Europäische Private-Equity-Branche analysiert Leistungsspektrum und Regulierungsvorschläge
Die Europäische Private-Equity-Branche hat kürzlich einen Bericht veröffentlicht, in dem sie ausführlich (300 Seiten) gegenüber den Regulierungsplänen der Europäischen Union Stellung bezieht. Damit möchte die Branche einerseits die volkswirtschaftlich bedeutende Rolle von Private Equity bei der Bereitstellung von Wagniskapital und der Finanzierung von Innovationen unterstreichen. Andererseits will sie durch eine aktive Beteiligung bei der Erstellung eines Regulierungskonzepts die Zukunftsfähigkeit der europäischen Private-Equity-Branche sichern.

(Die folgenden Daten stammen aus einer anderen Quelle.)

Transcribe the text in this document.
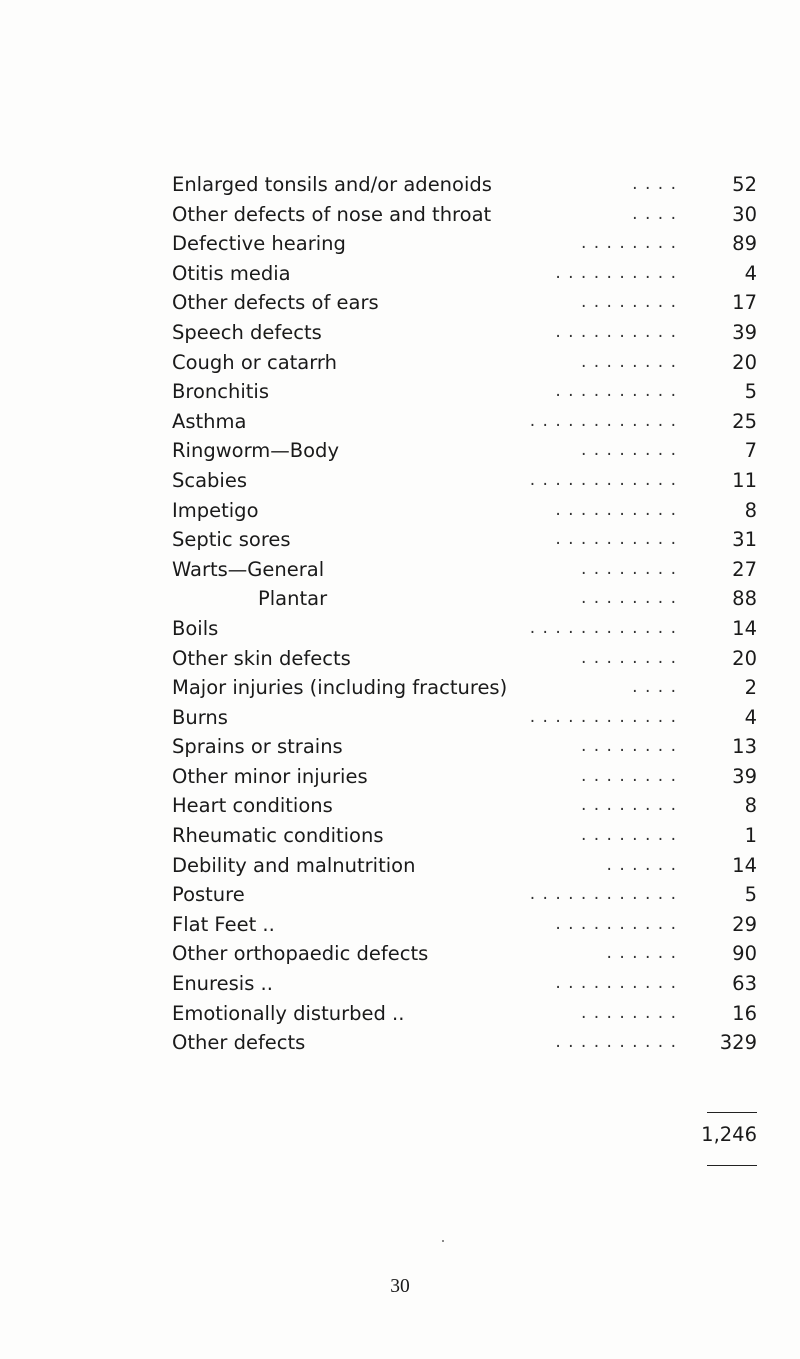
. . . .
Enlarged tonsils and/or adenoids	52
. . . .
Other defects of nose and throat	30
. . . . . . . .
Defective hearing	89
. . . . . . . . . .
Otitis media	4
. . . . . . . .
Other defects of ears	17
. . . . . . . . . .
Speech defects	39
. . . . . . . .
Cough or catarrh	20
. . . . . . . . . .
Bronchitis	5
. . . . . . . . . . . .
Asthma	25
. . . . . . . .
Ringworm—Body	7
. . . . . . . . . . . .
Scabies	11
. . . . . . . . . .
Impetigo	8
. . . . . . . . . .
Septic sores	31
. . . . . . . .
Warts—General	27
. . . . . . . .
Plantar	88
. . . . . . . . . . . .
Boils	14
. . . . . . . .
Other skin defects	20
. . . .
Major injuries (including fractures)	2
. . . . . . . . . . . .
Burns	4
. . . . . . . .
Sprains or strains	13
. . . . . . . .
Other minor injuries	39
. . . . . . . .
Heart conditions	8
. . . . . . . .
Rheumatic conditions	1
. . . . . .
Debility and malnutrition	14
. . . . . . . . . . . .
Posture	5
. . . . . . . . . .
Flat Feet ..	29
. . . . . .
Other orthopaedic defects	90
. . . . . . . . . .
Enuresis ..	63
. . . . . . . .
Emotionally disturbed ..	16
. . . . . . . . . .
Other defects	329
1,246
30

Der Bericht wurde von einer 30-köpfigen Task Force verfasst und betont die Bedeutung von Private Equity bei der Überwindung der Krise. Die langfristig angelegte Bereitstellung von Kapital, von der Gründung bis zur Restrukturierung, in Kombination mit einer aktiven Beratung des Managements, helfe Beschäftigung zu sichern und Innovationen und Wettbewerbsfähigkeit voranzutreiben. Gleichzeitig räumt die Branche Versäumnisse ihrerseits ein. So habe man in der Vergangenheit die Vorteile des Geschäftsmodells für Wirtschaft und Gesellschaft nicht ausreichend und überzeugend kommuniziert.

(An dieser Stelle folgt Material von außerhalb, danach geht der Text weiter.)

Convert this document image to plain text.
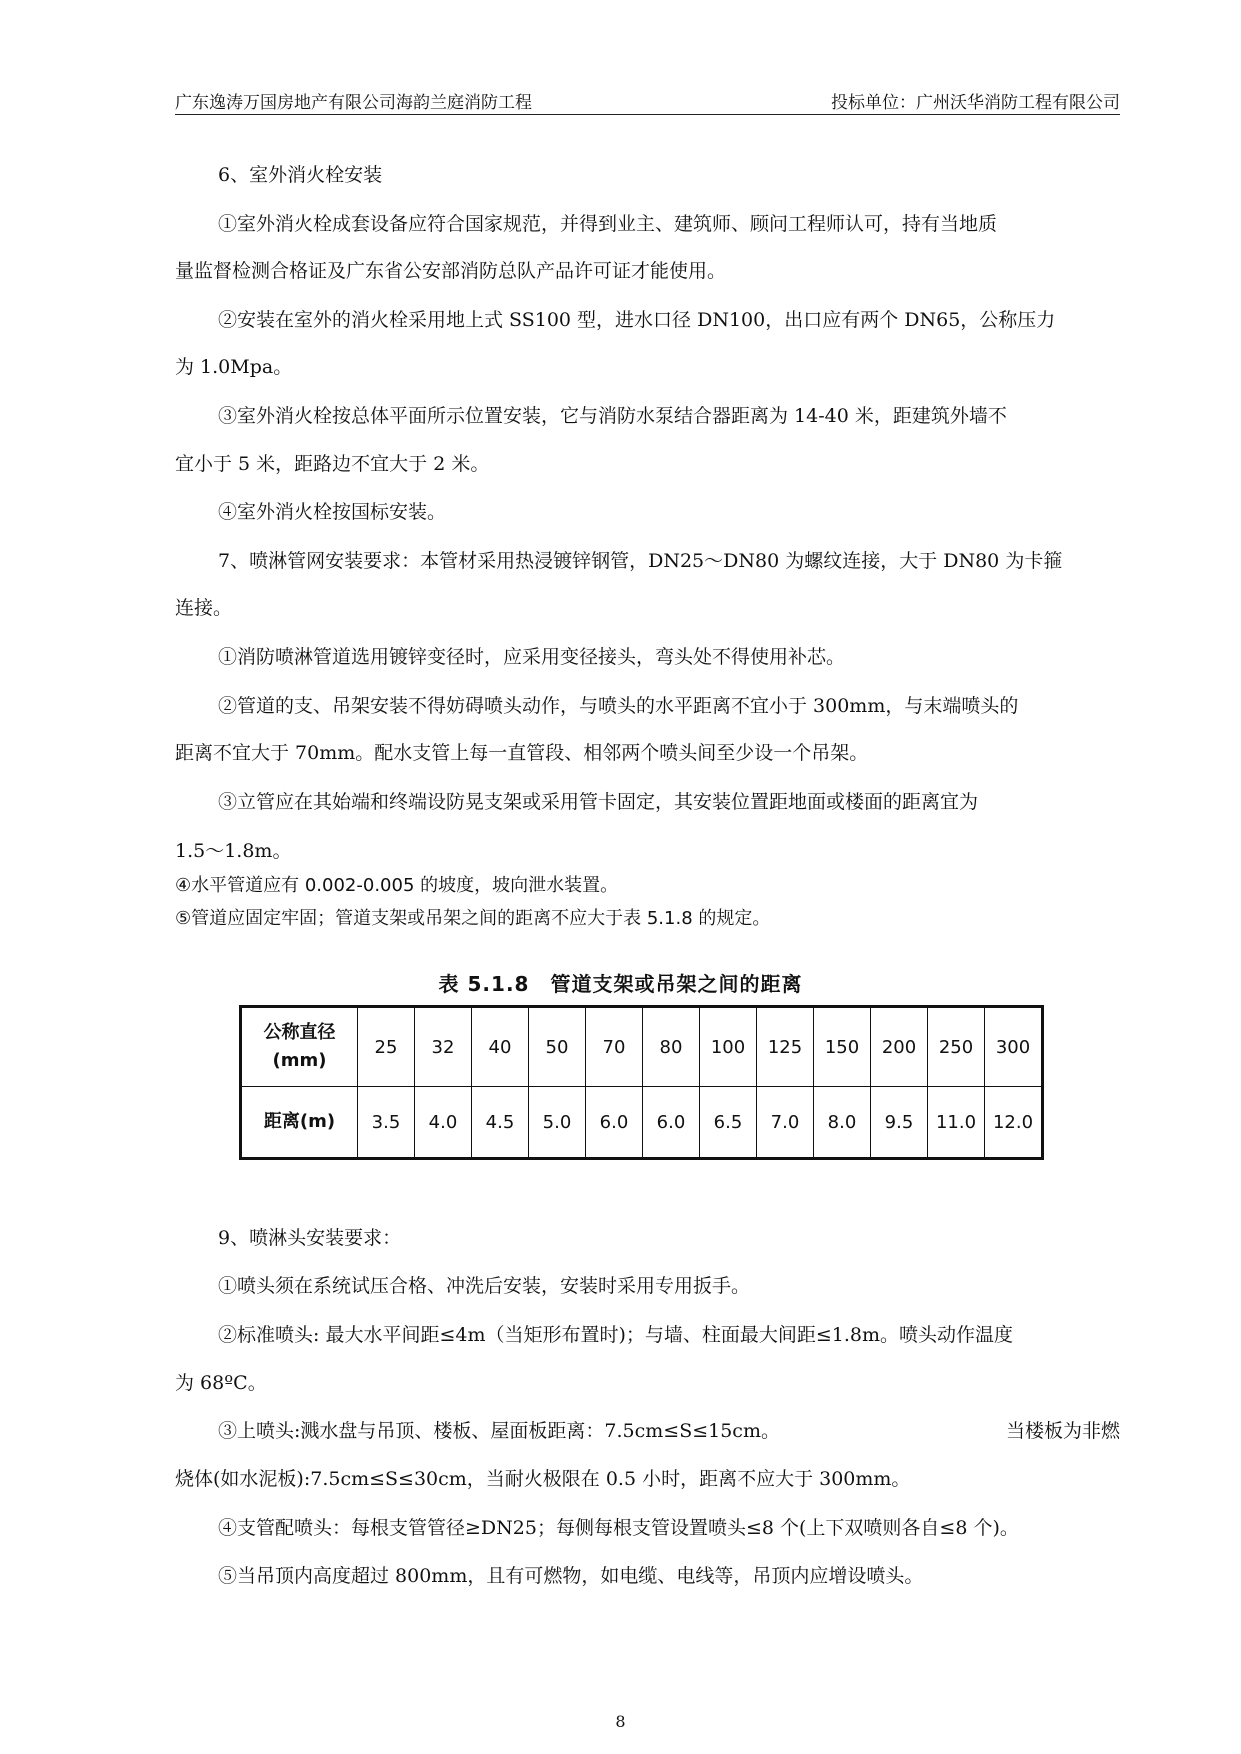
广东逸涛万国房地产有限公司海韵兰庭消防工程	投标单位：广州沃华消防工程有限公司
6、室外消火栓安装
①室外消火栓成套设备应符合国家规范，并得到业主、建筑师、顾问工程师认可，持有当地质
量监督检测合格证及广东省公安部消防总队产品许可证才能使用。
②安装在室外的消火栓采用地上式 SS100 型，进水口径 DN100，出口应有两个 DN65，公称压力
为 1.0Mpa。
③室外消火栓按总体平面所示位置安装，它与消防水泵结合器距离为 14-40 米，距建筑外墙不
宜小于 5 米，距路边不宜大于 2 米。
④室外消火栓按国标安装。
7、喷淋管网安装要求：本管材采用热浸镀锌钢管，DN25～DN80 为螺纹连接，大于 DN80 为卡箍
连接。
①消防喷淋管道选用镀锌变径时，应采用变径接头，弯头处不得使用补芯。
②管道的支、吊架安装不得妨碍喷头动作，与喷头的水平距离不宜小于 300mm，与末端喷头的
距离不宜大于 70mm。配水支管上每一直管段、相邻两个喷头间至少设一个吊架。
③立管应在其始端和终端设防晃支架或采用管卡固定，其安装位置距地面或楼面的距离宜为
1.5～1.8m。
④水平管道应有 0.002-0.005 的坡度，坡向泄水装置。
⑤管道应固定牢固；管道支架或吊架之间的距离不应大于表 5.1.8 的规定。
表 5.1.8　管道支架或吊架之间的距离
公称直径
(mm)	25	32	40	50	70	80	100	125	150	200	250	300
距离(m)	3.5	4.0	4.5	5.0	6.0	6.0	6.5	7.0	8.0	9.5	11.0	12.0
9、喷淋头安装要求：
①喷头须在系统试压合格、冲洗后安装，安装时采用专用扳手。
②标准喷头: 最大水平间距≤4m（当矩形布置时)；与墙、柱面最大间距≤1.8m。喷头动作温度
为 68ºC。
③上喷头:溅水盘与吊顶、楼板、屋面板距离：7.5cm≤S≤15cm。	当楼板为非燃
烧体(如水泥板):7.5cm≤S≤30cm，当耐火极限在 0.5 小时，距离不应大于 300mm。
④支管配喷头：每根支管管径≥DN25；每侧每根支管设置喷头≤8 个(上下双喷则各自≤8 个)。
⑤当吊顶内高度超过 800mm，且有可燃物，如电缆、电线等，吊顶内应增设喷头。
8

Die Branche weist den Vorwurf systemdestabilisierenden Verhaltens von sich, da dies durch die Form der Finanzierung und die bereits vorhandene Regulierung auf nationaler und europäischer Ebene ausgeschlossen sei. Man habe vielmehr ein Interesse an funktionierenden Kapitalmärkten, da diese die notwendigen Exit-Kanäle bereitstellten. Darüber hinaus grenzt sich die Branche stark von Hedgefonds ab. Private Equity sei im Gegensatz zu Hedgefonds durch langfristige Bindungen und Mehrheitsbeteiligungen gekennzeichnet. Auch sei der Leverage-Grad wesentlich geringer.

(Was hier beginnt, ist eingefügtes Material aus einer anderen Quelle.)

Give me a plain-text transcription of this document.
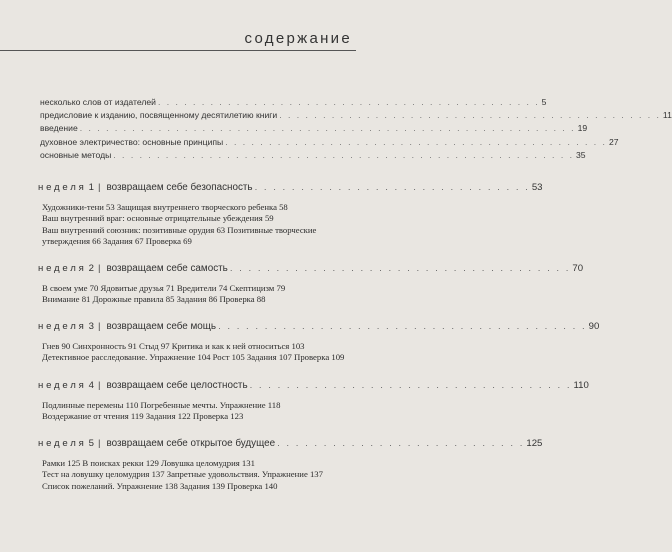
содержание
несколько слов от издателей . . . . . . . . . . . . . . . . . . . . . . . . . . . . . . . . . . . . . . . . . . . . 5
предисловие к изданию, посвященному десятилетию книги . . . . . . . . . . . . . . . . . . . . . . . . . . . . . . . . . . . . . . . . . . . . 11
введение . . . . . . . . . . . . . . . . . . . . . . . . . . . . . . . . . . . . . . . . . . . . . . . . . . . . . . . . . 19
духовное электричество: основные принципы . . . . . . . . . . . . . . . . . . . . . . . . . . . . . . . . . . . . . . . . . . . . 27
основные методы . . . . . . . . . . . . . . . . . . . . . . . . . . . . . . . . . . . . . . . . . . . . . . . . . . . . . 35
неделя 1 | возвращаем себе безопасность . . . . . . . . . . . . . . . . . . . . . . . . . . . . . . 53
Художники-тени 53 Защищая внутреннего творческого ребенка 58
Ваш внутренний враг: основные отрицательные убеждения 59
Ваш внутренний союзник: позитивные орудия 63 Позитивные творческие
утверждения 66 Задания 67 Проверка 69
неделя 2 | возвращаем себе самость . . . . . . . . . . . . . . . . . . . . . . . . . . . . . . . . . . . . . 70
В своем уме 70 Ядовитые друзья 71 Вредители 74 Скептицизм 79
Внимание 81 Дорожные правила 85 Задания 86 Проверка 88
неделя 3 | возвращаем себе мощь . . . . . . . . . . . . . . . . . . . . . . . . . . . . . . . . . . . . . . . . 90
Гнев 90 Синхронность 91 Стыд 97 Критика и как к ней относиться 103
Детективное расследование. Упражнение 104 Рост 105 Задания 107 Проверка 109
неделя 4 | возвращаем себе целостность . . . . . . . . . . . . . . . . . . . . . . . . . . . . . . . . . . . 110
Подлинные перемены 110 Погребенные мечты. Упражнение 118
Воздержание от чтения 119 Задания 122 Проверка 123
неделя 5 | возвращаем себе открытое будущее . . . . . . . . . . . . . . . . . . . . . . . . . . . 125
Рамки 125 В поисках рекки 129 Ловушка целомудрия 131
Тест на ловушку целомудрия 137 Запретные удовольствия. Упражнение 137
Список пожеланий. Упражнение 138 Задания 139 Проверка 140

Die EU hatte zuvor im Oktober 2008 im Zuge der Verwerfungen an den Finanzmärkten und dem Beginn der schweren Rezession eine Resolution bezüglich der Regulierung von Hedgefonds und Private Equity verabschiedet. Eine künftige Regulierung müsse demnach die Feinheiten der Branche erkennen und Berücksichtigen, da sich Private Equity in verschiedene Bereiche untergliedere und wesentliche Unterscheidungsmerkmale zu anderen Alternative Investments aufweise. Europaweit einheitliche Standards sollten aus einem Code of Conduct, aus Corporate-Governance-Regeln, Reporting Guidelines, Bewertungsregeln sowie Transparenz- und Offenlegungsvorschriften bestehen. Weiterhin könne ein Gremium bereitgestellt werden, das für die Einhaltung dieser Standards zuständig ist.